Charlotte vander Borght’s recent work undergoes a similarly grotesque transformation, merging the industrial and the organic. Her exhibition opens with a netted, pond-scum-colored sculpture from her ongoing series Someone, No One, Anyone started in 2019. Often inverted, mounted on walls, and nestled into architecture, works from the series seem to linger in limbo, silently awaiting metamorphosis. Initially inspired by New York subway seats, this series quickly became vehicles for abstraction, remodeling the prototype into mutable, tonal-shaped paintings. Using resin, fiberglass, urethane, and pigment, vander Borght continuously reshapes them into unrecognizable painterly variants.

Themes of manufacturing and industry, latent in the first metro seats, arrive with full force in vander Borght’s photography. Large-format, high-resolution images of industrial spaces and commercial infrastructure create the illusion of the gallery space extending outward––a vacant truck bed littered with remnants, an empty elevator where a cleaning woman pauses as if caught mid-duty. These are transient spaces built for transporting goods and individuals. Whether elevators, trucks, subways, or chrysalises, the world of Charlotte vander Borght is one of perpetual transformation.

Vertical forms like Metamorphosis (D) and Metamorphosis (G) appear both alluring and hostile. Their surfaces echo the painterly application of her previous sculpture, but their shapes are more nebulous, even anthropomorphic. In Metamorphosis (D), a slender mahogany figure hovers before a blank wall, while Metamorphosis (G) looms, foreboding like a mummy sealed in a smooth sarcophagus. Nearby, Metamorphosis (C) suggests a more deviant transformation––part silvery chrysalis, part cracked open drainpipe, seemingly abandoned mid-metamorphosis. Mounted against a massive photographic wallpaper of an enlarged apple tree, Metamorphosis (D) appears dwarfed, suspended like an ornament before the oversized fruit-bearing branches. The scene recalls a sun-faded billboard––an artificial nature looming behind a shadowy, shifting form.

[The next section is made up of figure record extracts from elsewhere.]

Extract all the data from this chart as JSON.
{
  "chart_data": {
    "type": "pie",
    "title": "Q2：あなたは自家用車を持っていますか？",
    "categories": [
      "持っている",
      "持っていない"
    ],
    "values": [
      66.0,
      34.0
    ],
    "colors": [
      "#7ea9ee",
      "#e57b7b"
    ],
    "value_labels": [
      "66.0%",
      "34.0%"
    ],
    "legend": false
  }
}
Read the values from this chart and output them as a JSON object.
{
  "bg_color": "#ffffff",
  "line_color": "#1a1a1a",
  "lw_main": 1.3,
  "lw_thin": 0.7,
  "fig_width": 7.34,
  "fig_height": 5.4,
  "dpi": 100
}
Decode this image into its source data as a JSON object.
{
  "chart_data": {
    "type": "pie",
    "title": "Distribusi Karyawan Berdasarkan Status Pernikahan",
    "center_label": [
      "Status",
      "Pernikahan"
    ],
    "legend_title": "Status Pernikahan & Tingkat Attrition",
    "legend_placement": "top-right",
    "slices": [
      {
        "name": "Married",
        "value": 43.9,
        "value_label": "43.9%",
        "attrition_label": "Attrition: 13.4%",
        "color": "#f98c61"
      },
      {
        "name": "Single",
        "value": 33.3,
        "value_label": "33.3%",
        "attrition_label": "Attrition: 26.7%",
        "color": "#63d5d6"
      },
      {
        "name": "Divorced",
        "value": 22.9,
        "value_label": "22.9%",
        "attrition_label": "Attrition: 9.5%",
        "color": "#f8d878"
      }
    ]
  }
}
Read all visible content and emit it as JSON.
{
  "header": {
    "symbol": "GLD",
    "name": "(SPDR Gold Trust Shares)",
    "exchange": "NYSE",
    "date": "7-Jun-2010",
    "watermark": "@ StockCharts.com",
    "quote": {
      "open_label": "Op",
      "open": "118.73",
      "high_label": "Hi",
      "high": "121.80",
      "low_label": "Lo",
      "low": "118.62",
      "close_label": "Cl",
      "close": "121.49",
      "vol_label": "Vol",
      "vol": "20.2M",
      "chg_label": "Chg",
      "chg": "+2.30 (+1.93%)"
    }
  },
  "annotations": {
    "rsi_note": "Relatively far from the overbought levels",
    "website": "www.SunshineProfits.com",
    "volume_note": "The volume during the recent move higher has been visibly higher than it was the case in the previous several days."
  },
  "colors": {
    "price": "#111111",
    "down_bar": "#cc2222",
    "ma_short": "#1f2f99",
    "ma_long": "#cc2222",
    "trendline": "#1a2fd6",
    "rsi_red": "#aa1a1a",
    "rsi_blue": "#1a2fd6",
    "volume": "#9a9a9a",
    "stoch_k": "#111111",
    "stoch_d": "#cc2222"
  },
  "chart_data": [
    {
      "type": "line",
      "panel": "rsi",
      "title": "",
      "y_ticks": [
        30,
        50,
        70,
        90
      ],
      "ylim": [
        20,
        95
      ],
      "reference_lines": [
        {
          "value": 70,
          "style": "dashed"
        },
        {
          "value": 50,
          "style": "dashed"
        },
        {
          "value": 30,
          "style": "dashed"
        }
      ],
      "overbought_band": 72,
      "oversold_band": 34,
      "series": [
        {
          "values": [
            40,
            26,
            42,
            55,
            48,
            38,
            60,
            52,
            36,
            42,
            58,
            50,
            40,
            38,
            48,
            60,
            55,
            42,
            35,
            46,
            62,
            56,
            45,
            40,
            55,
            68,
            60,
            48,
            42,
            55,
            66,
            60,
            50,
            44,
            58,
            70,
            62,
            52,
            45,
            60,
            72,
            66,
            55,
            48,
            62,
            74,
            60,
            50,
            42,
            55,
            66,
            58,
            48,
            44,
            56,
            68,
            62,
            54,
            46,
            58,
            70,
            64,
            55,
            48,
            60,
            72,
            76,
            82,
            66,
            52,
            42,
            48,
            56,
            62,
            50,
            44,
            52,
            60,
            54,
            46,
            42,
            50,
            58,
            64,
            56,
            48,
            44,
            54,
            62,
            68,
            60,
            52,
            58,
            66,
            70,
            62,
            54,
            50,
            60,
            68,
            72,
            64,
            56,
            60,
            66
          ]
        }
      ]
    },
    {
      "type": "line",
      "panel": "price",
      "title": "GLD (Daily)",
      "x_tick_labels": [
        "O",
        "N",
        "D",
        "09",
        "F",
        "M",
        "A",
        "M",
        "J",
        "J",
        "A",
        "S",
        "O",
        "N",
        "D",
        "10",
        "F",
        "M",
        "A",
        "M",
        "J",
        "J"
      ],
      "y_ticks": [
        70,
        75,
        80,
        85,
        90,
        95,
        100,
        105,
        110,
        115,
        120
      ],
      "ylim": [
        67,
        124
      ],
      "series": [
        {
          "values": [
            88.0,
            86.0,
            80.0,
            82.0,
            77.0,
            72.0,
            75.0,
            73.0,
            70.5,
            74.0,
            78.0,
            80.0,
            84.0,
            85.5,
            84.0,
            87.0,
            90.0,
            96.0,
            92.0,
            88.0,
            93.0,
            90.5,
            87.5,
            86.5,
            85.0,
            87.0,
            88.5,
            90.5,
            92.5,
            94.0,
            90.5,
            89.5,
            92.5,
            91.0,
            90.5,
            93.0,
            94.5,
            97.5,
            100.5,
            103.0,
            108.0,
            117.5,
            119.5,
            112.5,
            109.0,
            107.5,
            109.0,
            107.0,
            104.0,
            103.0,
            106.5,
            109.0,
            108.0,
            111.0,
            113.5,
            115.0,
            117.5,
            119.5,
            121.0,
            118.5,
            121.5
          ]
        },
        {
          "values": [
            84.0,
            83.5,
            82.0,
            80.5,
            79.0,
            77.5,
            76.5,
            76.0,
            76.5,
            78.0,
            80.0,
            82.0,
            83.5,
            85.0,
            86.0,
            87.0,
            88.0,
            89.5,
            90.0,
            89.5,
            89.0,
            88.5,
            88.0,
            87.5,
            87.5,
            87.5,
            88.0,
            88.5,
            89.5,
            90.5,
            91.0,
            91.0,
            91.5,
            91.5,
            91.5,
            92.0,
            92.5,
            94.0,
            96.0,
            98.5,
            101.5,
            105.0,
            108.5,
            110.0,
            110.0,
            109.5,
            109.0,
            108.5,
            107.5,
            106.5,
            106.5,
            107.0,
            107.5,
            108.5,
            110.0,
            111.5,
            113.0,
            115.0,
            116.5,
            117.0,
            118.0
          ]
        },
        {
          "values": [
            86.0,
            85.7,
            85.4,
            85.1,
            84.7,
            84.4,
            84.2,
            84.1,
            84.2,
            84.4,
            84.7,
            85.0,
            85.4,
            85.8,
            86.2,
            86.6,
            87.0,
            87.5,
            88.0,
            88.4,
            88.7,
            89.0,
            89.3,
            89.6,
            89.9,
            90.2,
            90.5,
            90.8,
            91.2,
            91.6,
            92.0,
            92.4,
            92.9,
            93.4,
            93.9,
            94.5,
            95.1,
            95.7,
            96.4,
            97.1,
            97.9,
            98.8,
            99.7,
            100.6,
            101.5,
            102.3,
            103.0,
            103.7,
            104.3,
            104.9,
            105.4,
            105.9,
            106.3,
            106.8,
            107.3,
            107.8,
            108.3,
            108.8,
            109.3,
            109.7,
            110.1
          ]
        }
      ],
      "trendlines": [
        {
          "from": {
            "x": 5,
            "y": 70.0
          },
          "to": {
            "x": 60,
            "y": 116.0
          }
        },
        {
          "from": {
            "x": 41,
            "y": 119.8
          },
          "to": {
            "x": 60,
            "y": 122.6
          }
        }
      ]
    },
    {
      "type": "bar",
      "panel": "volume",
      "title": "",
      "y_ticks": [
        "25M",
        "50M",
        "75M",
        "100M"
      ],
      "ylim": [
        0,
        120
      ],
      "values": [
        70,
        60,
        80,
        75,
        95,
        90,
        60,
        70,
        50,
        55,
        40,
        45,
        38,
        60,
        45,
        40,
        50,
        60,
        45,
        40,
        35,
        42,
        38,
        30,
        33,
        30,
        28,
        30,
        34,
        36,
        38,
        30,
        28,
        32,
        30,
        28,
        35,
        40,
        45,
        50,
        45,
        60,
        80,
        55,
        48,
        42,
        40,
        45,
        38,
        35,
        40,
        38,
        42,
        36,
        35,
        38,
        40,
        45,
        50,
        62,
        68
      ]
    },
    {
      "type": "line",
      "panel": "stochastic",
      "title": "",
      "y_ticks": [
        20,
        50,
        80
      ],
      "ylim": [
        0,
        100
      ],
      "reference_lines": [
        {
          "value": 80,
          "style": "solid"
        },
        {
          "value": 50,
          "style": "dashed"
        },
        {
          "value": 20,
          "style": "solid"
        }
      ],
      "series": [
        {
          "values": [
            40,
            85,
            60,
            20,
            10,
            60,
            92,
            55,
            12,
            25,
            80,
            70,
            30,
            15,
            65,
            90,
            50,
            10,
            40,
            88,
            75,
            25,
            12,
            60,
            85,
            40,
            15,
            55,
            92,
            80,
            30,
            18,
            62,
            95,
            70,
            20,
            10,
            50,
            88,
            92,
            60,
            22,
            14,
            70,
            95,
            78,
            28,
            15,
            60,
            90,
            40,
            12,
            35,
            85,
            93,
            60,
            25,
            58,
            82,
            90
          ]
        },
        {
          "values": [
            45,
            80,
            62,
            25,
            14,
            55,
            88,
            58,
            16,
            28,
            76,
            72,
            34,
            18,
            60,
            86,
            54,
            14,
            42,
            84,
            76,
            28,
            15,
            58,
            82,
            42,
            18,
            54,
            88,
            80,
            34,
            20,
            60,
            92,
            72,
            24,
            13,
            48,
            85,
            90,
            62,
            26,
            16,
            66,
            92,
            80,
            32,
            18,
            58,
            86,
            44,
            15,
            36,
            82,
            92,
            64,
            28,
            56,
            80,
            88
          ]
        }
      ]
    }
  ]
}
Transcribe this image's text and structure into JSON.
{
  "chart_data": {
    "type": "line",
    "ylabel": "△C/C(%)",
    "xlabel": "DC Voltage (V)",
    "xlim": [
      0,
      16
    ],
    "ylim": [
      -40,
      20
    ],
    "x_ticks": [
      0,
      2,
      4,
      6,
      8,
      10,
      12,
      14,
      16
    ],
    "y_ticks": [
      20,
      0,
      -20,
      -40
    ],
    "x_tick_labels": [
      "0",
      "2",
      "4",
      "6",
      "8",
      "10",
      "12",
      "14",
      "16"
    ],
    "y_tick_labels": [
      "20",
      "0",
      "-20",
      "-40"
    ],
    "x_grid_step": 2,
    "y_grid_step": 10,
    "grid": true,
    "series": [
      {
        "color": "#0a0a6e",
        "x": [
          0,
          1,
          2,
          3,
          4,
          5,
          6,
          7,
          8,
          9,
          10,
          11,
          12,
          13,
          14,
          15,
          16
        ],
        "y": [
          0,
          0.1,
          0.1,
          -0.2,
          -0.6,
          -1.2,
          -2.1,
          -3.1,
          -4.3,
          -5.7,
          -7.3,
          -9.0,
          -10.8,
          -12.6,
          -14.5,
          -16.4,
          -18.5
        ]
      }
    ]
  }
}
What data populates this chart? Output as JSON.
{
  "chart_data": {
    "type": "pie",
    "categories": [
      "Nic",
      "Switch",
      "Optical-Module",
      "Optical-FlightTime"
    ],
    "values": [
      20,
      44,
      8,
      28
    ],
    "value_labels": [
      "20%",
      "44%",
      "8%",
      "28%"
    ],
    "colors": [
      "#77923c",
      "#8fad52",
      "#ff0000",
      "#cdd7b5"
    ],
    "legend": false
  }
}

Vander Borght’s latest sculptures push further into the anthropomorphic and biomorphic, reaching their most nightmarish forms yet. A monstrous purple-and-black figure, reminiscent of a corpse flower, erupts from the wall. The actual plant, known for its brief bloom and acrid stench, radiates heat—her version seems to burst through tar. Mounted at shoulder height and inverted, its central spear thrusts outward with malice. Its shiny belly appears wet as if covered by gasoline. It bulges like a snake digesting its prey.
Elsewhere, flora takes on another haunting presence. In one of the final rooms, a wall-mounted sculpture imitates a giant morning glory, its velvety petals peeling away from a deep black void. It pushes through the white plaster like a rogue mushroom, forcing itself through a crack in the sidewalk. Nearby, photo collages of the flower produce nauseating, psychedelic bouquets—dense with multicolored blossoms, singing the plant’s hallucinogenic properties.